Thursday, September 2, 2010

See you next Tuesday: How brave are you?

The picture looks like this; Friday night drinks and dinner for four female work colleagues, all working for a major Aussie  finance firm. Two are early 20s, one around 40 and the ultra hip JB has just turned 60.

JB is a fascinating woman. Former wife and original domestic goddess she turned her life around when her DH took off and left her for a 20 something air head, when he and JB both turned 50.
JB ended up working with me doing finance marketing. She is intelligent, witty, interesting, full of stories, takes no crap and loves a good laugh. She is extremely fun as a Friday night drinks companion.

On this particular warm sunny South bank drinking night. The conversation ended up turning to the undesirable male partner of another colleague.

"He's a 'c' of a man" says someone.

"Oh no." says JB. "Let's not grace him with such a sacred word."

And so begins the conversation of how we (yes, you dear reader) must all take back the power of the 'c' word.

See you next Tuesday is generally considered the most derogatory word in the English language. A description of your body is the most despised word you shall ever hear, and it is time to turn that around.

But how?

Easy says JB. You need to start saying see you next Tuesday frequently, but not in a way you are used to. From now on you will only say it in a positive way. You won't describe something/someone as a 'c'. You won't mutter it ever when things are going very very wrong, and you wont cringe when someone else says it.

To howls of laughter (red wine consumed possibly not even needed) JB suggested such things as;

"Wow, my see you next Tuesday looks great in these new designer undies."


"I am not sure if I have a see you next Tuesday illness/disease that may need some attention."

or perhaps,

"Just had a pap smear, the doctor was nice enough to warm the instruments before placing them in my see you next Tuesday."

The more people that push the word into mainstream language (but only with positive tones) the better and sooner the change will commence.

But do you think you could join the cause and continue the fight for women's rights that women like JB and our mothers worked on during the 1960's and 1970's?

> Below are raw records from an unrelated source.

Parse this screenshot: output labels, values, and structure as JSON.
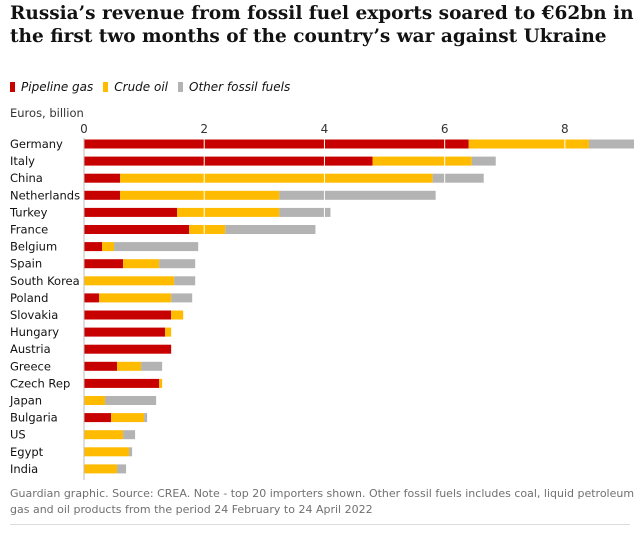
{
  "title": "Russia’s revenue from fossil fuel exports soared to €62bn in the first two months of the country’s war against Ukraine",
  "legend": [
    {
      "label": "Pipeline gas",
      "color": "#c70000"
    },
    {
      "label": "Crude oil",
      "color": "#ffbb00"
    },
    {
      "label": "Other fossil fuels",
      "color": "#b3b3b3"
    }
  ],
  "units": "Euros, billion",
  "footnote": "Guardian graphic. Source: CREA. Note - top 20 importers shown. Other fossil fuels includes coal, liquid petroleum gas and oil products from the period 24 February to 24 April 2022",
  "chart_data": {
    "type": "bar",
    "orientation": "horizontal",
    "stacked": true,
    "title": "Russia’s revenue from fossil fuel exports soared to €62bn in the first two months of the country’s war against Ukraine",
    "xlabel": "Euros, billion",
    "ylabel": "",
    "xlim": [
      0,
      9.1
    ],
    "xticks": [
      0,
      2,
      4,
      6,
      8
    ],
    "categories": [
      "Germany",
      "Italy",
      "China",
      "Netherlands",
      "Turkey",
      "France",
      "Belgium",
      "Spain",
      "South Korea",
      "Poland",
      "Slovakia",
      "Hungary",
      "Austria",
      "Greece",
      "Czech Rep",
      "Japan",
      "Bulgaria",
      "US",
      "Egypt",
      "India"
    ],
    "series": [
      {
        "name": "Pipeline gas",
        "color": "#c70000",
        "values": [
          6.4,
          4.8,
          0.6,
          0.6,
          1.55,
          1.75,
          0.3,
          0.65,
          0,
          0.25,
          1.45,
          1.35,
          1.45,
          0.55,
          1.25,
          0,
          0.45,
          0,
          0,
          0
        ]
      },
      {
        "name": "Crude oil",
        "color": "#ffbb00",
        "values": [
          2.0,
          1.65,
          5.2,
          2.65,
          1.7,
          0.6,
          0.2,
          0.6,
          1.5,
          1.2,
          0.2,
          0.1,
          0,
          0.4,
          0.05,
          0.35,
          0.55,
          0.65,
          0.75,
          0.55
        ]
      },
      {
        "name": "Other fossil fuels",
        "color": "#b3b3b3",
        "values": [
          0.75,
          0.4,
          0.85,
          2.6,
          0.85,
          1.5,
          1.4,
          0.6,
          0.35,
          0.35,
          0,
          0,
          0,
          0.35,
          0,
          0.85,
          0.05,
          0.2,
          0.05,
          0.15
        ]
      }
    ]
  }
}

Cultural change is hard, it takes brave, intelligent, confident and innovative women.

Are you one of them?


  1. I've been using it unabashedly for years now. I had a best (male) friend that I'd always say it to - "Hey C*nt!". I grew up around a lot of defence/reserves people, so even though my folks didn't swear around me (and would never use that particular word), that sort of language was fairly common, and calling your mate a c*nt was generally high praise. Weirdly if you didn't like someone it'd come out like, "Nah he's a bit of a dick to be honest" - the most inoffensive of the 'swear' words!

  2. @ Jasmine, it seems some are more foward thinking than other sectors of the community. The change is happening somewhere at all times!

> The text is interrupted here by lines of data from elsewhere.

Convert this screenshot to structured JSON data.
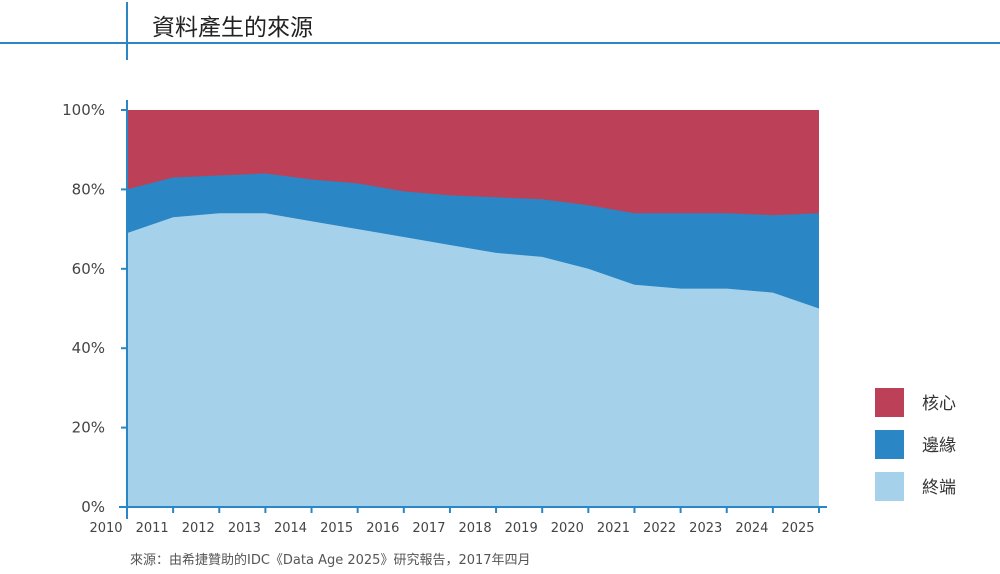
{
  "title": "資料產生的來源",
  "source": "來源：由希捷贊助的IDC《Data Age 2025》研究報告，2017年四月",
  "chart_data": {
    "type": "area",
    "stacked": true,
    "x": [
      "2010",
      "2011",
      "2012",
      "2013",
      "2014",
      "2015",
      "2016",
      "2017",
      "2018",
      "2019",
      "2020",
      "2021",
      "2022",
      "2023",
      "2024",
      "2025"
    ],
    "ylim": [
      0,
      100
    ],
    "yticks": [
      "0%",
      "20%",
      "40%",
      "60%",
      "80%",
      "100%"
    ],
    "series": [
      {
        "name": "終端",
        "color": "#a5d2ea",
        "values": [
          69,
          73,
          74,
          74,
          72,
          70,
          68,
          66,
          64,
          63,
          60,
          56,
          55,
          55,
          54,
          50
        ]
      },
      {
        "name": "邊緣",
        "color": "#2a86c4",
        "values": [
          11,
          10,
          9.5,
          10,
          10.5,
          11.5,
          11.5,
          12.5,
          14,
          14.5,
          16,
          18,
          19,
          19,
          19.5,
          24
        ]
      },
      {
        "name": "核心",
        "color": "#bc4158",
        "values": [
          20,
          17,
          16.5,
          16,
          17.5,
          18.5,
          20.5,
          21.5,
          22,
          22.5,
          24,
          26,
          26,
          26,
          26.5,
          26
        ]
      }
    ],
    "legend_position": "right"
  }
}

  3. I tend to slip out the C word in situations such as personal injury or bad drivers. A lot of people consider it the 'worst' word, but you'd think calling someone a slut or a whore would be worse hey?

  4. Hmmm. I don't use it and can't see myself using it... not because I'm not forward thinking and not because I'm a prude.

    To me, a Vagina is a Vagina. It already has a name. We've taught our children the correct names for their body parts, so we use them too...

    Food for thought though.

  5. PS>

    *places tongue very firmly in cheek*

    Why didn't you write the word cunt in your post?


  6. Hello there Mama,
    I didn't use the word for a couple of reasons.
    1) spam filters for people reading at work, getting the page blocked etc
    2)Not sure if I am to be one of the people who will use the word, as you mention, vagina does the job pretty well already.

    However, would still like to see a change in the derogatory manner it is used in our society.